Ingredients:
- 2 tbsp. vegetable oil
- 4 tsp. kosher salt, divided
- 2 lb. bone-in, skin-on chicken pieces, preferably a mix of chicken thighs and breasts
- 8 c. low-sodium chicken stock
- 4 c. cold water
- 2 sprigs fresh thyme
- 1 bay leaf
- 1 small yellow onion, coarsely chopped (about 1 1/4 c.)
- 2 stalks celery, sliced ⅛” thick (about 1 1/4 c.)
- 1 large carrot, peeled, halved lengthwise, sliced 1/8″ thick (about 1 c.)
- 6 oz. wide egg noodles
- 1 tsp. freshly ground black pepper
- 1/4 c. finely chopped fresh parsley
Directions:
- Step 1In a large, deep pot over medium-high heat, heat oil. Season chicken on all sides with 2 teaspoons salt, then add to pot skin side down. Cook, undisturbed, until golden brown on one side, about 5 minutes, then turn and cook until golden brown on the other side, about 5 minutes more.
- Step 2Add stock, water, thyme, and bay leaf. Bring to a bare simmer over medium-high heat. Reduce heat to medium-low and simmer until an instant-read thermometer inserted into thickest part of breast registers 165°, 20 to 30 minutes.
- Step 3Transfer chicken breasts to a cutting board. Continue to cook dark meat about 40 minutes more. Transfer dark meat to cutting board and let cool at least 10 minutes. Remove skin and bones and discard. Shred chicken into bite-sized pieces.
- Step 4Meanwhile, discard thyme and bay leaf. Add onion, celery, and carrot and cook over medium-low heat, adjusting heat as needed to maintain a bare simmer and stirring occasionally, until just barely tender, about 5 minutes. Add egg noodles and cook, stirring occasionally, until just al dente, about 5 minutes more.
- Step 5Stir in chicken and pepper; season with remaining 2 teaspoons salt, as needed.
- Step 6Divide soup among bowls. Top with parsley and more pepper.
- Step 7Make Ahead: Soup (without noodles) can be made 5 days ahead. Store in an airtight container and refrigerate. To serve, bring soup to a simmer in a large pot, add noodles, and simmer until noodles are al dente, about 5 minutes.
Chicken noodle soup is one of the world’s most beloved comfort foods, and we definitely took that to heart when creating this recipe.

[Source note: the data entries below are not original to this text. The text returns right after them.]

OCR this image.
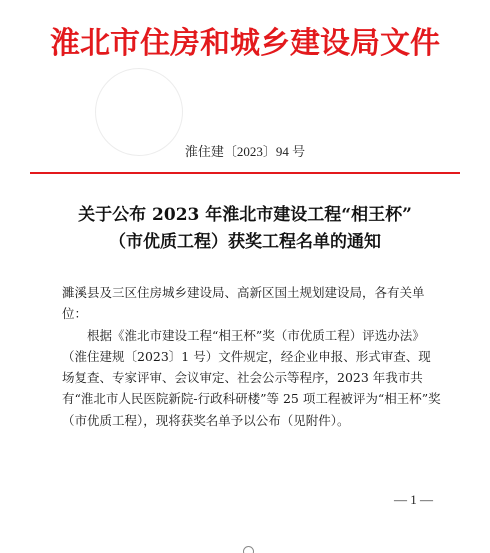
淮北市住房和城乡建设局文件
淮住建〔2023〕94 号
关于公布 2023 年淮北市建设工程“相王杯”
（市优质工程）获奖工程名单的通知

濉溪县及三区住房城乡建设局、高新区国土规划建设局，各有关单位：

根据《淮北市建设工程“相王杯”奖（市优质工程）评选办法》（淮住建规〔2023〕1 号）文件规定，经企业申报、形式审查、现场复查、专家评审、会议审定、社会公示等程序，2023 年我市共有“淮北市人民医院新院-行政科研楼”等 25 项工程被评为“相王杯”奖（市优质工程），现将获奖名单予以公布（见附件）。

— 1 —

How To Make Homemade Chicken Noodle Soup
The best type of noodles for chicken noodle soup.
When choosing the best type of noodle for chicken noodle soup, wide egg noodles are the perfect choice. They hold their own against the chicken and the vegetables, while simultaneously adding their own rich body to the soup. If you’re in a pinch, you can use whatever thick noodle you have on hand, but we highly recommend egg noodles for this classic recipe.
The secret to the most flavorful chicken noodle soup.
Browning the chicken in the pot before adding the stock, water, and aromatics boosts the deep, rich flavors that we want to create in the broth. And keeping the liquid at a bare simmer (with just a few tiny bubbles breaking the surface every now and then) throughout the entire process ensures the chicken, vegetables, and noodles will cook gently, coaxing out maximum flavor while moderating the broth’s reduction.
All about the chicken.
You can make chicken noodle soup with any combination of bone-in, skin-on chicken parts, but if you have the choice, we highly recommend using a breast, a thigh, and a drumstick (basically, half a chicken, broken down). A combination of white and dark meat is ideal because it gives you that gorgeous shredded white meat in the finished soup with the benefit of the added depth of flavor that comes from stewing the dark meat for an additional 40 minutes after the white meat is finished cooking. Don’t be tempted to leave the chicken breast in for the full hour; it will overcook and turn tough and dry, even when it’s floating in broth.
Storage.
If you have leftovers, we strongly suggest (okay, BEG) that you store the noodles separately from the broth. If they’re stored together, the noodles will soak up the liquid and turn to mush–and there won’t be any broth left. If you’d like to cook this soup in advance, the same recommendation applies, though if you’re making it ahead of time, we’d recommend skipping the noodles completely. You can add them into the broth when you reheat the soup, and they should be fully cooked in just 5 minutes.